It’s difficult to think of a vegetable given a harder time than the humble sprout. However if you look beyond the vociferous haters, there is a quiet uprising of sprout believers who (quite rightly) think it’s bonkers to only eat them on Christmas Day. Of all the edible brassicas such as cabbage, cauliflower, swede and broccoli, Brussels sprouts have retained most of the bitter flavour inherited from their wild kale-like ancestors. It is the harnessing of this bitterness that gets sprouts singing through a dish: contrast it with the sweetness of velvety chestnuts; pair it with the acidity of balsamic vinegar, the richness of honey, and the toasty crunch of pine nuts, or balance it with cream and bacon in an oozy gratin. Vegbox customers on our Facebook page (www.facebook.com/riverford) have come up with some creative suggestions too, like Brussels sprouts curry, and tempura-battered sprouts served with a chilli dip. The key is to avoid creating the sulphurous mush so deserving of playground mockery by using light cooking only; think swift simmer, rapid roast, or flash stir-fry.

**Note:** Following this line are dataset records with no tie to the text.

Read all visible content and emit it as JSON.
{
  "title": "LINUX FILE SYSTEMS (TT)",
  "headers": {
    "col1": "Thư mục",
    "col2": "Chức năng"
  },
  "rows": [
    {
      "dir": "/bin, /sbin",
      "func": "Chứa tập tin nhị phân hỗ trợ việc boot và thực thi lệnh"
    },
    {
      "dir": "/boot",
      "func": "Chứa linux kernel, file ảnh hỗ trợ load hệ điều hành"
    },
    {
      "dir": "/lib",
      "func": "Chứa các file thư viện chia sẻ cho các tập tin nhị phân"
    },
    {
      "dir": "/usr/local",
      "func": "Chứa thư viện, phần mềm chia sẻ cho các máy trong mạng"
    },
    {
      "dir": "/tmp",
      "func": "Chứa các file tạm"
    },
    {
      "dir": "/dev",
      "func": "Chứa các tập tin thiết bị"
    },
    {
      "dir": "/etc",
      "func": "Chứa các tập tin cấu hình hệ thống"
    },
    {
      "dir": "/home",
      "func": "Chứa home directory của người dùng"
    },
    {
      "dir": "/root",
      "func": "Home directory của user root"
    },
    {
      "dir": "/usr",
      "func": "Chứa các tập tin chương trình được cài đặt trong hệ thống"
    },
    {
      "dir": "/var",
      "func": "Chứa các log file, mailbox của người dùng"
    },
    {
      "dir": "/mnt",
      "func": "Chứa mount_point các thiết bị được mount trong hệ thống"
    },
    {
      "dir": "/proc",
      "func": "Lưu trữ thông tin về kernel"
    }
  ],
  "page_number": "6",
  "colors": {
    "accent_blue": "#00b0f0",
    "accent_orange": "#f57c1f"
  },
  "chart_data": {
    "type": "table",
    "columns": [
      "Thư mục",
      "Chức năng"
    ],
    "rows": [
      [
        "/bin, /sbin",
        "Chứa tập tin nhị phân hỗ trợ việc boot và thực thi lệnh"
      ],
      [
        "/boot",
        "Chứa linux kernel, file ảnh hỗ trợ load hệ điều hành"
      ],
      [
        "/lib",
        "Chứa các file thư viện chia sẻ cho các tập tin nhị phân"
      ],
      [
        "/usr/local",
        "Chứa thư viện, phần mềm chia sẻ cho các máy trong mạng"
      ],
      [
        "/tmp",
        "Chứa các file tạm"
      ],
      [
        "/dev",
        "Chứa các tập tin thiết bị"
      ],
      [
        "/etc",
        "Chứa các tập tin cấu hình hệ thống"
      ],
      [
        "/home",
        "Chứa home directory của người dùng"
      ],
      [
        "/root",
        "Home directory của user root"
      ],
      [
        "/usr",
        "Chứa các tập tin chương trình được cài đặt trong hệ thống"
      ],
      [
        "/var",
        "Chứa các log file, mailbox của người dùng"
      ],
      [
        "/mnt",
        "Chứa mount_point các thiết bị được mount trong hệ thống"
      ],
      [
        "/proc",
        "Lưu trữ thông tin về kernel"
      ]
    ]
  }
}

Perhaps another barrier to Brussels sprouts entering the fold of favourite veg is the effort needed to prep them before they even see a pan; there may be a couple of dodgy outer leaves to peel back, and perhaps a cross to cut into the base of the larger ones to ensure even cooking. However, repetitive tasks like this are often what makes cooking a relaxing experience for many; the hands are kept busy, freeing the mind to swap concentration and stress for a meandering ponder.
As a crop, Brussels sprouts can be a challenge to grow organically. The buds are borne in a hypnotically ordered DNA-style double helix on a tough trunk that supports a dense canopy of leaves above. The latter is the root of the problem, trapping a layer of humidity and providing the perfect breeding ground for the slugs, aphids and fungal diseases that plague the crop when it is not sprayed with a barrage of chemicals. A fair amount of hand selection is needed at harvest and our sprouts are never cosmetically perfect, but the slower growth does tend to make them taste better. It’s been an excellent year and the crop is looking very strong, but 25 years of growing veg has taught us not to relax until we’ve got them all on your doorstep!